30-minute research sprint

  1. Read the latest earnings call summary: Look for specific AI use cases tied to cost, speed, or loss reduction.
  2. Scan 3 years of margins and cash flow: Is the business improving, stable, or deteriorating?
  3. Compare to two peers: If everyone is improving equally, AI may not be the differentiator.
  4. Check concentration risks: One regulator, one customer, one product line, or one geography.
  5. Decide position sizing: Choose a percentage first, then pick the instrument (single stock vs ETF).

Investor checklist: choosing between single stocks and ETFs

Many people like the idea of finding “the winner,” but AI adoption is uneven and can change quickly.
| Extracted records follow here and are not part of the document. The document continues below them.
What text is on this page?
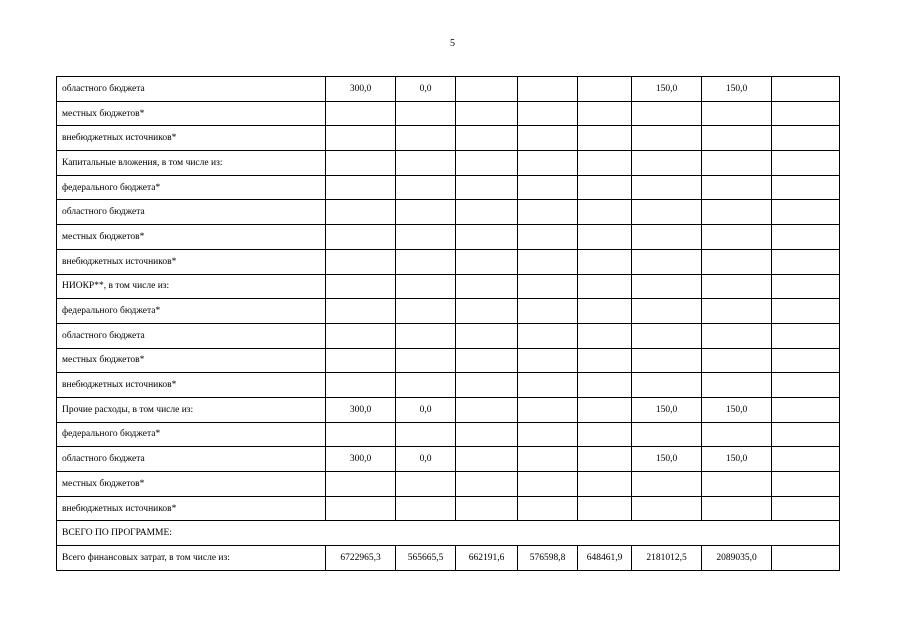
5
областного бюджета	300,0	0,0				150,0	150,0	
местных бюджетов*								
внебюджетных источников*								
Капитальные вложения, в том числе из:								
федерального бюджета*								
областного бюджета								
местных бюджетов*								
внебюджетных источников*								
НИОКР**, в том числе из:								
федерального бюджета*								
областного бюджета								
местных бюджетов*								
внебюджетных источников*								
Прочие расходы, в том числе из:	300,0	0,0				150,0	150,0	
федерального бюджета*								
областного бюджета	300,0	0,0				150,0	150,0	
местных бюджетов*								
внебюджетных источников*								
ВСЕГО ПО ПРОГРАММЕ:								
Всего финансовых затрат, в том числе из:	6722965,3	565665,5	662191,6	576598,8	648461,9	2181012,5	2089035,0	
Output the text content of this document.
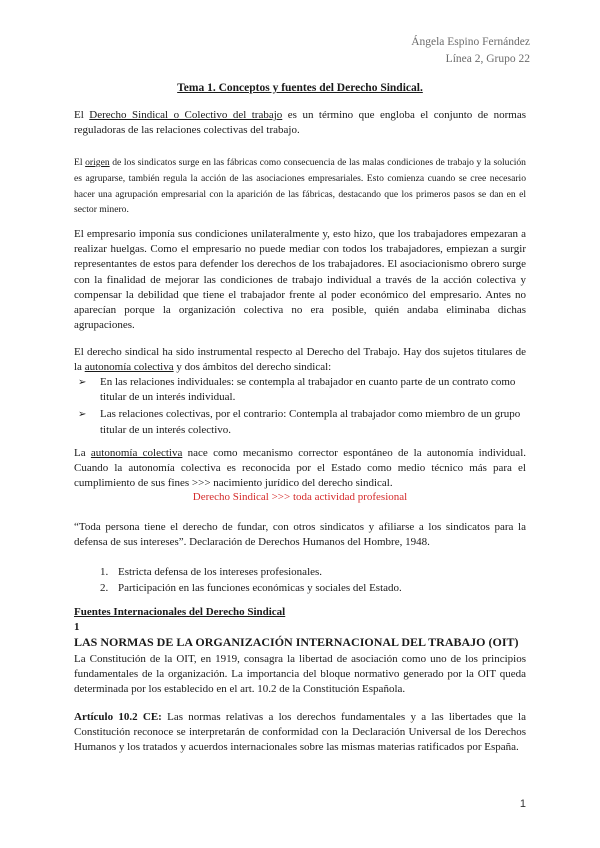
Ángela Espino Fernández
Línea 2, Grupo 22
Tema 1. Conceptos y fuentes del Derecho Sindical.
El Derecho Sindical o Colectivo del trabajo es un término que engloba el conjunto de normas reguladoras de las relaciones colectivas del trabajo.
El origen de los sindicatos surge en las fábricas como consecuencia de las malas condiciones de trabajo y la solución es agruparse, también regula la acción de las asociaciones empresariales. Esto comienza cuando se cree necesario hacer una agrupación empresarial con la aparición de las fábricas, destacando que los primeros pasos se dan en el sector minero.
El empresario imponía sus condiciones unilateralmente y, esto hizo, que los trabajadores empezaran a realizar huelgas. Como el empresario no puede mediar con todos los trabajadores, empiezan a surgir representantes de estos para defender los derechos de los trabajadores. El asociacionismo obrero surge con la finalidad de mejorar las condiciones de trabajo individual a través de la acción colectiva y compensar la debilidad que tiene el trabajador frente al poder económico del empresario. Antes no aparecían porque la organización colectiva no era posible, quién andaba eliminaba dichas agrupaciones.
El derecho sindical ha sido instrumental respecto al Derecho del Trabajo. Hay dos sujetos titulares de la autonomía colectiva y dos ámbitos del derecho sindical:
➢ En las relaciones individuales: se contempla al trabajador en cuanto parte de un contrato como titular de un interés individual.
➢ Las relaciones colectivas, por el contrario: Contempla al trabajador como miembro de un grupo titular de un interés colectivo.
La autonomía colectiva nace como mecanismo corrector espontáneo de la autonomía individual. Cuando la autonomía colectiva es reconocida por el Estado como medio técnico más para el cumplimiento de sus fines >>> nacimiento jurídico del derecho sindical.
Derecho Sindical >>> toda actividad profesional
“Toda persona tiene el derecho de fundar, con otros sindicatos y afiliarse a los sindicatos para la defensa de sus intereses”. Declaración de Derechos Humanos del Hombre, 1948.
1. Estricta defensa de los intereses profesionales.
2. Participación en las funciones económicas y sociales del Estado.
Fuentes Internacionales del Derecho Sindical
1
LAS NORMAS DE LA ORGANIZACIÓN INTERNACIONAL DEL TRABAJO (OIT)
La Constitución de la OIT, en 1919, consagra la libertad de asociación como uno de los principios fundamentales de la organización. La importancia del bloque normativo generado por la OIT queda determinada por los establecido en el art. 10.2 de la Constitución Española.
Artículo 10.2 CE: Las normas relativas a los derechos fundamentales y a las libertades que la Constitución reconoce se interpretarán de conformidad con la Declaración Universal de los Derechos Humanos y los tratados y acuerdos internacionales sobre las mismas materias ratificados por España.
1
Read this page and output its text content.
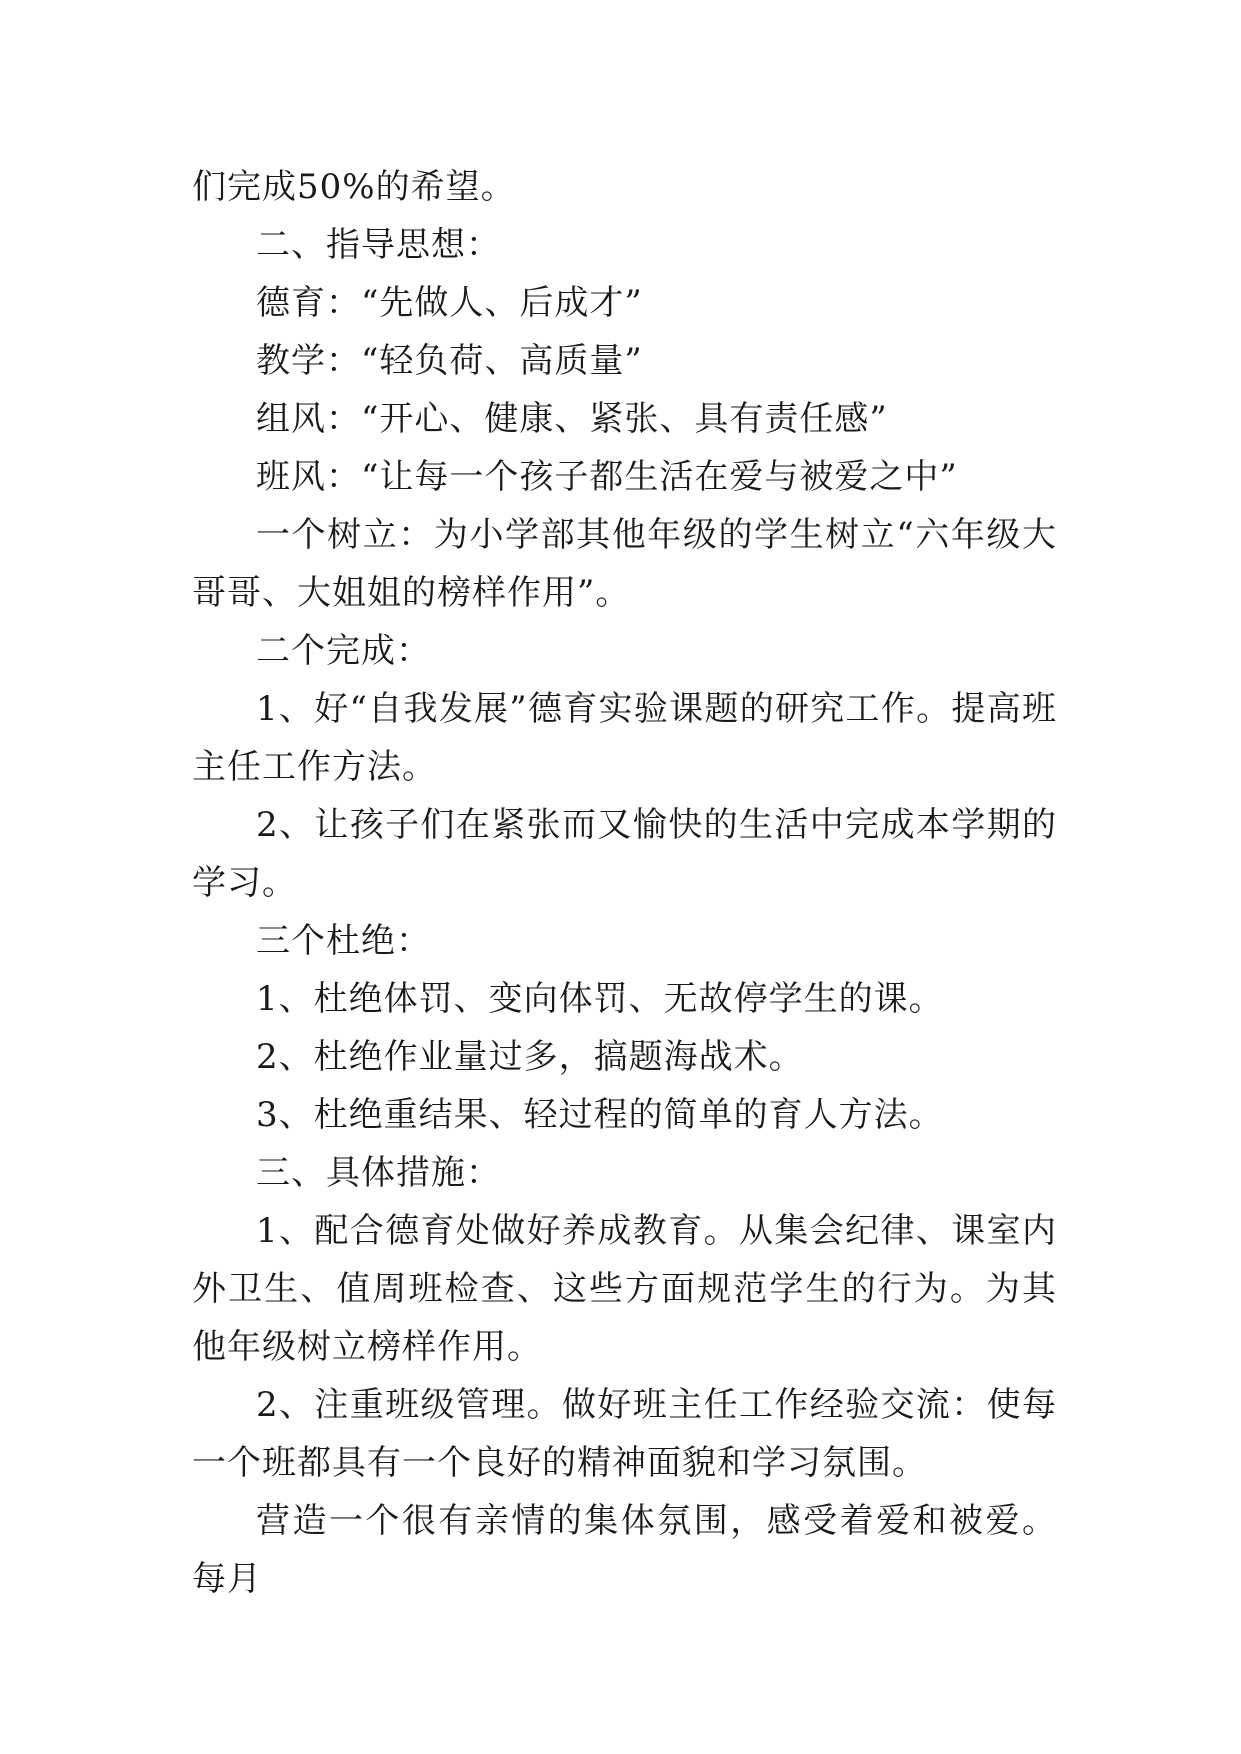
们完成50%的希望。

二、指导思想：

德育：“先做人、后成才”

教学：“轻负荷、高质量”

组风：“开心、健康、紧张、具有责任感”

班风：“让每一个孩子都生活在爱与被爱之中”

一个树立：为小学部其他年级的学生树立“六年级大哥哥、大姐姐的榜样作用”。

二个完成：

1、好“自我发展”德育实验课题的研究工作。提高班主任工作方法。

2、让孩子们在紧张而又愉快的生活中完成本学期的学习。

三个杜绝：

1、杜绝体罚、变向体罚、无故停学生的课。

2、杜绝作业量过多，搞题海战术。

3、杜绝重结果、轻过程的简单的育人方法。

三、具体措施：

1、配合德育处做好养成教育。从集会纪律、课室内外卫生、值周班检查、这些方面规范学生的行为。为其他年级树立榜样作用。

2、注重班级管理。做好班主任工作经验交流：使每一个班都具有一个良好的精神面貌和学习氛围。

营造一个很有亲情的集体氛围，感受着爱和被爱。每月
This checklist can help you choose a structure that matches your comfort level.

If you prefer… Consider… What to compare Trade-off
Lower company-specific risk A thematic ETF (robotics/automation) or sector ETF Fees, holdings, concentration, overlap with your core funds Less upside if one company dominates
Targeted thesis on one operator A single stock in a non-tech sector Valuation, balance sheet, competitive position, execution Higher volatility and headline risk
Income and stability Dividend-focused companies where AI supports efficiency Payout ratio, cash flow coverage, debt levels AI impact may be slower and less visible

Common mistakes to avoid

  • Buying “AI” at any price: A great business can be a poor investment if the valuation assumes perfect execution.
  • Confusing AI spending with AI advantage: High tech budgets do not guarantee results.
  • Ignoring balance sheets: Companies with heavy debt can have less flexibility if projects take longer to pay off.
  • Letting a theme replace diversification: A concentrated theme can increase risk without improving long-term odds.
  • Overtrading: If your thesis is multi-year adoption, constant switching can add taxes and mistakes.

Practical next steps

  • Pick one sector where you understand the business model (financials, healthcare, industrials, consumer, or utilities).
  • Choose 3 to 5 candidates (or one ETF) and compare them using the tables above.
  • Decide your maximum AI-theme allocation first (for many investors, 0% to 20% is a reasonable range depending on risk tolerance), then invest gradually.
  • Rebalance on a schedule (for example, annually) rather than reacting to headlines.

If you are also working on credit goals while investing, it can help to monitor your credit reports for accuracy. You can get free weekly reports at AnnualCreditReport.com.

For basic information on deposit insurance if you are building an emergency fund in a bank account, see the FDIC resources on coverage limits and account ownership categories.